On the way street sellers were approaching me as usual. One of them drew my attention. The person’s name was Ravi; he turned out to be a very interesting person and a stone sculptor. There are many sculptors in the town; you can even learn the trade in 4 years in a local vocational college. Ravi and I had a solid conversation about life sipping tea with milk.
Some typical stone-carved exhibits on the streets of Mamallapuram.
While we were talking, Ravi’s friend approached us – Denis from Russia, another interesting character with an interesting destiny. Towards the evening all of us had a vegetarian dinner at the oldest restaurant in town.
Afterwards Ravi left, while Denis and I went for a walk in the night town. We passed by Anjuna’s Penace – a marvelous Stone Park which I would explore in detail the next day – and ended up in a Shiva temple, where the local religious guru treated us with a lemon drink and explained what the temple represented.

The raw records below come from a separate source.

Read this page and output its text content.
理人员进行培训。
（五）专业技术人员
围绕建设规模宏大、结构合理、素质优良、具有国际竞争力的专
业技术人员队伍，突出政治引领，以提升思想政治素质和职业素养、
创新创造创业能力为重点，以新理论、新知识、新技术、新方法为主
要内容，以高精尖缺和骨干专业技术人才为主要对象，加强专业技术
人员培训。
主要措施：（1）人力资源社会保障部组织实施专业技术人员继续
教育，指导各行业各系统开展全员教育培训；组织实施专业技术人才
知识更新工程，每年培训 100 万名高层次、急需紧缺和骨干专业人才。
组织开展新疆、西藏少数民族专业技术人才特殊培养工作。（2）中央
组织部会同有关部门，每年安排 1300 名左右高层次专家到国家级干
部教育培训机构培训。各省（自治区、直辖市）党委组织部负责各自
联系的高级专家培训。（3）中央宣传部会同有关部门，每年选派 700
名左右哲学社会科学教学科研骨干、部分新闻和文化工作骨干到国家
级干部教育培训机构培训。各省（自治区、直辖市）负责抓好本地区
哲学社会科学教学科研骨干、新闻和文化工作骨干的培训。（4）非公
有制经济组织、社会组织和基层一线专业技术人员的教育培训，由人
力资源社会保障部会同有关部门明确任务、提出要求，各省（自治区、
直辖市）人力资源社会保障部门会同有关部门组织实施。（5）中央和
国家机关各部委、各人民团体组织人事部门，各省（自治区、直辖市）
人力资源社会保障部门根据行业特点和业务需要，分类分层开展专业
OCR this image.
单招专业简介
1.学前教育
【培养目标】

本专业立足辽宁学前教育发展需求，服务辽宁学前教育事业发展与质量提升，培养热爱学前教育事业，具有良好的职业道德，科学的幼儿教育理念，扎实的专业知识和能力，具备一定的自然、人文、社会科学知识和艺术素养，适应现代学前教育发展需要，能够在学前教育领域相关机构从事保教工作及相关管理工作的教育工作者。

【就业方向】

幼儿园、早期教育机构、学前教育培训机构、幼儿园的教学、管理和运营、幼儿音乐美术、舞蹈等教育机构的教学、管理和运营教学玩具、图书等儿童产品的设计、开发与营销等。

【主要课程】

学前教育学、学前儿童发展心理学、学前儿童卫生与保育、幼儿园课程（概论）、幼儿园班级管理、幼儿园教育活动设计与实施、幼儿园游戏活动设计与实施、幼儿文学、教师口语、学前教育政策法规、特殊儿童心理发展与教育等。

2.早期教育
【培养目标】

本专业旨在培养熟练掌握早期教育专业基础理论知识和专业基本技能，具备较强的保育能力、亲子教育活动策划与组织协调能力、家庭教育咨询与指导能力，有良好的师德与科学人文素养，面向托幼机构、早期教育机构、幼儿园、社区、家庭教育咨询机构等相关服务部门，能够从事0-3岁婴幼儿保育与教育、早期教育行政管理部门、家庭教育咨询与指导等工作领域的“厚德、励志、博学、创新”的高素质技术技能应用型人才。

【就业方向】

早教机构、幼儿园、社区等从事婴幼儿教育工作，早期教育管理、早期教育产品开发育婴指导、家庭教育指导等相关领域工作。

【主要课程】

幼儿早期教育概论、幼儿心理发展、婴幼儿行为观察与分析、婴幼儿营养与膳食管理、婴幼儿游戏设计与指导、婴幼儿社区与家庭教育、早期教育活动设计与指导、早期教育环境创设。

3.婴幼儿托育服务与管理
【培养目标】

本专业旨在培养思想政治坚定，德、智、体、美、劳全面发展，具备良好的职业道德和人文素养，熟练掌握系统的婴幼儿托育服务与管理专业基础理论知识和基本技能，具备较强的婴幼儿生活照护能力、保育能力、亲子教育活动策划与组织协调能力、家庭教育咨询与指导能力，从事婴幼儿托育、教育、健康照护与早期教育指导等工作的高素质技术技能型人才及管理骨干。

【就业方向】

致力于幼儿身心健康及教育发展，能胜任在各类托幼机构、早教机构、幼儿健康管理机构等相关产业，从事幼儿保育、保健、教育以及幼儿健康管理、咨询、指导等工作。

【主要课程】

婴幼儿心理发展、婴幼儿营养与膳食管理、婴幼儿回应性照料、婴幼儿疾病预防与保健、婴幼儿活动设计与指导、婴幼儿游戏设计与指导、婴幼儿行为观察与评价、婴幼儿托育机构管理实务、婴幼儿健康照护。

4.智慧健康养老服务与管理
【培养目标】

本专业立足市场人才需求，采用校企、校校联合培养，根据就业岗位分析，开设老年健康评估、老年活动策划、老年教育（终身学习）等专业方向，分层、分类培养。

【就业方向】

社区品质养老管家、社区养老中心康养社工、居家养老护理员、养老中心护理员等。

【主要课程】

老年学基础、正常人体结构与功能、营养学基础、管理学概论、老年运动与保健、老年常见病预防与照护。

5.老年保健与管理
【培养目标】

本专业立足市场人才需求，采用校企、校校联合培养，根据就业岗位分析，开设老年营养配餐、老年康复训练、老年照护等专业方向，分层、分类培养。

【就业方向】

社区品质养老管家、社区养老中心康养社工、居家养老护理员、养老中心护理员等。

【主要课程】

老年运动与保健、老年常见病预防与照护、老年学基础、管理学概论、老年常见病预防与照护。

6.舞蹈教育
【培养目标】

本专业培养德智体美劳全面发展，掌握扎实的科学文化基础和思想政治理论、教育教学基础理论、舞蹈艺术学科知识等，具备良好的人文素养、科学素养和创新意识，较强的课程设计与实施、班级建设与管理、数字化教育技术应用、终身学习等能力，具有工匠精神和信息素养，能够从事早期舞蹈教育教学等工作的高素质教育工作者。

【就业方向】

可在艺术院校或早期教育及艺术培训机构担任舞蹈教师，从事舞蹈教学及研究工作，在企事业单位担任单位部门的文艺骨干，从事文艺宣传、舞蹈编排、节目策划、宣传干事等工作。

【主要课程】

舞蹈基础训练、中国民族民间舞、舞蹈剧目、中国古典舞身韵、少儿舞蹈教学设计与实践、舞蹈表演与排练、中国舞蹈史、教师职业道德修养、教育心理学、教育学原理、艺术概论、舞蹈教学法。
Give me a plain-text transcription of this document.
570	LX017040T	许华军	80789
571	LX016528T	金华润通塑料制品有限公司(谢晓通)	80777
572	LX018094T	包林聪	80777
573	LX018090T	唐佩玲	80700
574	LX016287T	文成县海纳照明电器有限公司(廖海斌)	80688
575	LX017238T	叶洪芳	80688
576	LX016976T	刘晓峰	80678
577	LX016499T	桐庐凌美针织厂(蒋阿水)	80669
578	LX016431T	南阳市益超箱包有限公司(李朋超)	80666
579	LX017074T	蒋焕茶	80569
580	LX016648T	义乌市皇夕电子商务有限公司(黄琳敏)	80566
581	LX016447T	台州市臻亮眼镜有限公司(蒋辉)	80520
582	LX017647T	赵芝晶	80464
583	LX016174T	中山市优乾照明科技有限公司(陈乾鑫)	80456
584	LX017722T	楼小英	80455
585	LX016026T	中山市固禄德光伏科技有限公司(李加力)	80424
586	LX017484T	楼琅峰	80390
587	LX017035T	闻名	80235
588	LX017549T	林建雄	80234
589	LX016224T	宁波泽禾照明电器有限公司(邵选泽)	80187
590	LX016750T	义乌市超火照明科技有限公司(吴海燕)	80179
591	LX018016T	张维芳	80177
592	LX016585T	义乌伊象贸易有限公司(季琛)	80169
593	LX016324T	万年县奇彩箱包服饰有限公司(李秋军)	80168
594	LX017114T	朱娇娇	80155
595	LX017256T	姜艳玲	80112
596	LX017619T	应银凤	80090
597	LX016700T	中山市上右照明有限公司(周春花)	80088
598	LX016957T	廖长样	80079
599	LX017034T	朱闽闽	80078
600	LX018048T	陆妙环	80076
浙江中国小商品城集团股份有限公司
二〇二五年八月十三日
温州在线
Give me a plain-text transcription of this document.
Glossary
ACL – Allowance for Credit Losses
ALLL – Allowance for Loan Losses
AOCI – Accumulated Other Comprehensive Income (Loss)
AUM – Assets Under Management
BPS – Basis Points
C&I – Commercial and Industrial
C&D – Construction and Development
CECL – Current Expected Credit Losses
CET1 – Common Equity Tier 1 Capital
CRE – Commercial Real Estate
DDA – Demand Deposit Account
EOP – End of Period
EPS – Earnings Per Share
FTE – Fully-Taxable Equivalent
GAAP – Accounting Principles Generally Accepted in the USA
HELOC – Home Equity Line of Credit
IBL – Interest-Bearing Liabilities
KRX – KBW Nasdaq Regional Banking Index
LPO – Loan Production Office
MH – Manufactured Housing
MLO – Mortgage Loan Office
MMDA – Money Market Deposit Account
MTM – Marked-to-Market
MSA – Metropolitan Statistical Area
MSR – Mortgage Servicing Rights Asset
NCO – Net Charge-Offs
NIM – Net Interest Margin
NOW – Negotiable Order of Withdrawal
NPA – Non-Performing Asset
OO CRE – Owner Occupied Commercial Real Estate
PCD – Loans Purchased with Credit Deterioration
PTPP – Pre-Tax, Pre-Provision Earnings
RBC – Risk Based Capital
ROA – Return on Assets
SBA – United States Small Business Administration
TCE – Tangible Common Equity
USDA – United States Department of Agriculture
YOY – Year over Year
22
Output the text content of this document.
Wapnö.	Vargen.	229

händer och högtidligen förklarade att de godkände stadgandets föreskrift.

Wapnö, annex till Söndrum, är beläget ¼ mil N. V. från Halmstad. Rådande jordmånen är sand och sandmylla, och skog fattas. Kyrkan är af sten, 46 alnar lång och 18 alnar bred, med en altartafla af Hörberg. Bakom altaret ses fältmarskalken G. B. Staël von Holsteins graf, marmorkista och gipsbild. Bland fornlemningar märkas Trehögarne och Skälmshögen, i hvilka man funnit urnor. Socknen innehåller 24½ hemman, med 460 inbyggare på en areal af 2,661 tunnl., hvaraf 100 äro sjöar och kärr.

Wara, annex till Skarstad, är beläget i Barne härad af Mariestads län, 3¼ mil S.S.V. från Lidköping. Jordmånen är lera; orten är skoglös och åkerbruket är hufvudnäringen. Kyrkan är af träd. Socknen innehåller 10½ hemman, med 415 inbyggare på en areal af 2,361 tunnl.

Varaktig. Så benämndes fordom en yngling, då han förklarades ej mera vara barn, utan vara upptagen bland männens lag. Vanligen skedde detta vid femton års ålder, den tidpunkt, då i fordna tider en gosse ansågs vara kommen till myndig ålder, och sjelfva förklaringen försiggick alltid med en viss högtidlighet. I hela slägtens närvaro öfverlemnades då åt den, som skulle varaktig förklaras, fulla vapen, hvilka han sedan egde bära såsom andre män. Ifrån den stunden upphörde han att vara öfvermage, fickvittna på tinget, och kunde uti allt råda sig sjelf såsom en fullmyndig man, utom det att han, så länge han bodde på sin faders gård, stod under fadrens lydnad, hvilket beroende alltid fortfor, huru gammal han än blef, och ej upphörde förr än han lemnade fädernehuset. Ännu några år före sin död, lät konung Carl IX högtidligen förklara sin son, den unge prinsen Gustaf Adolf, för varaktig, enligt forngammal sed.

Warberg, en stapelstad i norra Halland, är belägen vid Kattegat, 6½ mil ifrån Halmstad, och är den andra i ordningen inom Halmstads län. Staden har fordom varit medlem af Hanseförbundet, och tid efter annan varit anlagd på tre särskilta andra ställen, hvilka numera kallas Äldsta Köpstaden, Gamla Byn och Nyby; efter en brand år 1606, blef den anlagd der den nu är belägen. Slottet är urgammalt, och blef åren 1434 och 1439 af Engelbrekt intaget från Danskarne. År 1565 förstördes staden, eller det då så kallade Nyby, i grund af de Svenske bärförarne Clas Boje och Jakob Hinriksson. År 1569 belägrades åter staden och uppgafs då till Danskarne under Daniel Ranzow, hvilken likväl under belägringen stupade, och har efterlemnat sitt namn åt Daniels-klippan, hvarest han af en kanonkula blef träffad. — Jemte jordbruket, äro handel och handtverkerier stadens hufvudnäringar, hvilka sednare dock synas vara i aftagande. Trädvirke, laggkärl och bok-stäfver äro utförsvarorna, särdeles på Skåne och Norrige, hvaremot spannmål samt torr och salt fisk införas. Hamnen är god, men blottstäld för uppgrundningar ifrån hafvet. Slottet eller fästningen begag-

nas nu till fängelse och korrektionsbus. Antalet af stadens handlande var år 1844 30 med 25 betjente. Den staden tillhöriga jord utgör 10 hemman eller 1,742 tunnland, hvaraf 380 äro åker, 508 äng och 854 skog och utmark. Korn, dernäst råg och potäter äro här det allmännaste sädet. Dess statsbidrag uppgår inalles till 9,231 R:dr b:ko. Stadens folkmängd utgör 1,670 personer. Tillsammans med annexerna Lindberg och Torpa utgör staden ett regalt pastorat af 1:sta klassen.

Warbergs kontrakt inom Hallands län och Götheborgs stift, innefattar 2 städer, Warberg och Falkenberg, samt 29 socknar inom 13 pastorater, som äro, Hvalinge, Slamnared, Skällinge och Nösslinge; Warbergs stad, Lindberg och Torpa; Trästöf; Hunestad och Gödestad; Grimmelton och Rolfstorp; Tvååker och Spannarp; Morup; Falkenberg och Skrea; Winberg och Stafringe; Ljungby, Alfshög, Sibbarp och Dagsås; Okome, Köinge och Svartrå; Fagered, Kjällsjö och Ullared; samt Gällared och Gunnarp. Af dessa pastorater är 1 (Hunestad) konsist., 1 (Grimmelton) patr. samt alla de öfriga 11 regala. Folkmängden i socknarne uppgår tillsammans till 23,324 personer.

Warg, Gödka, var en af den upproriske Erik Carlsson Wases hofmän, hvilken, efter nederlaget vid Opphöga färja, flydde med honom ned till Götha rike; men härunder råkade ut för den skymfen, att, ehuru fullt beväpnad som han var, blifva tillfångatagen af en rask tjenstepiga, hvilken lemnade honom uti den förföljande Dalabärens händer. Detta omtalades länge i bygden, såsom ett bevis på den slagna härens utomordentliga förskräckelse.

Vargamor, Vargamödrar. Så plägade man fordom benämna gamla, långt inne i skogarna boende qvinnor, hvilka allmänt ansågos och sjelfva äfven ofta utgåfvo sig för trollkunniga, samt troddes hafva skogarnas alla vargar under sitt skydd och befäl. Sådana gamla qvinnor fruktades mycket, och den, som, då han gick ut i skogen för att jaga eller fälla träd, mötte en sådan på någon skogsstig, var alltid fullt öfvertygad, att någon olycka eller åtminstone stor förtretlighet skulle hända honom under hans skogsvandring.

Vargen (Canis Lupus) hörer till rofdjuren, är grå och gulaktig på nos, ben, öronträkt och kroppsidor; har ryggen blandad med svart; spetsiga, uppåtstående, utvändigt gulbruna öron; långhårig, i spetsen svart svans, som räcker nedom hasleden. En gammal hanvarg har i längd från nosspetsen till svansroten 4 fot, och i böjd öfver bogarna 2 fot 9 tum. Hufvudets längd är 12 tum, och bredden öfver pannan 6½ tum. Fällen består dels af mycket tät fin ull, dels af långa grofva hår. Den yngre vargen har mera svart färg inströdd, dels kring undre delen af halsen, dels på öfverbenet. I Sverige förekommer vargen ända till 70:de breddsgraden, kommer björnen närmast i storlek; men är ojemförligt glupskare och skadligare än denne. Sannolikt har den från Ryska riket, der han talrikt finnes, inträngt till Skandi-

The moon takes a horizontal shape in India. Here it is referred to as “Shiva’s smile”.
Then we strolled the town, along the beach, and back in town. I was amazed that in the evening the traffic seemed even more intense. I had to be always aware of the scooters flying by. It looked like the most popular means of transport in town. In the evening the town had a special atmosphere – busy yet somehow at the same time relaxed. I was so impressed that decided to spend one more day here. Another impact came from Denis who convinced me to visit the Stone Park and the Shore Temple.
They say after visiting India you’ll either love it or hate it. After the first day my relationship is unclear. What is for sure is no other country has given me so many emotions and impressions in so little time. For now my belief is that India’s main asset is not her size, nature, or diversity, but her people.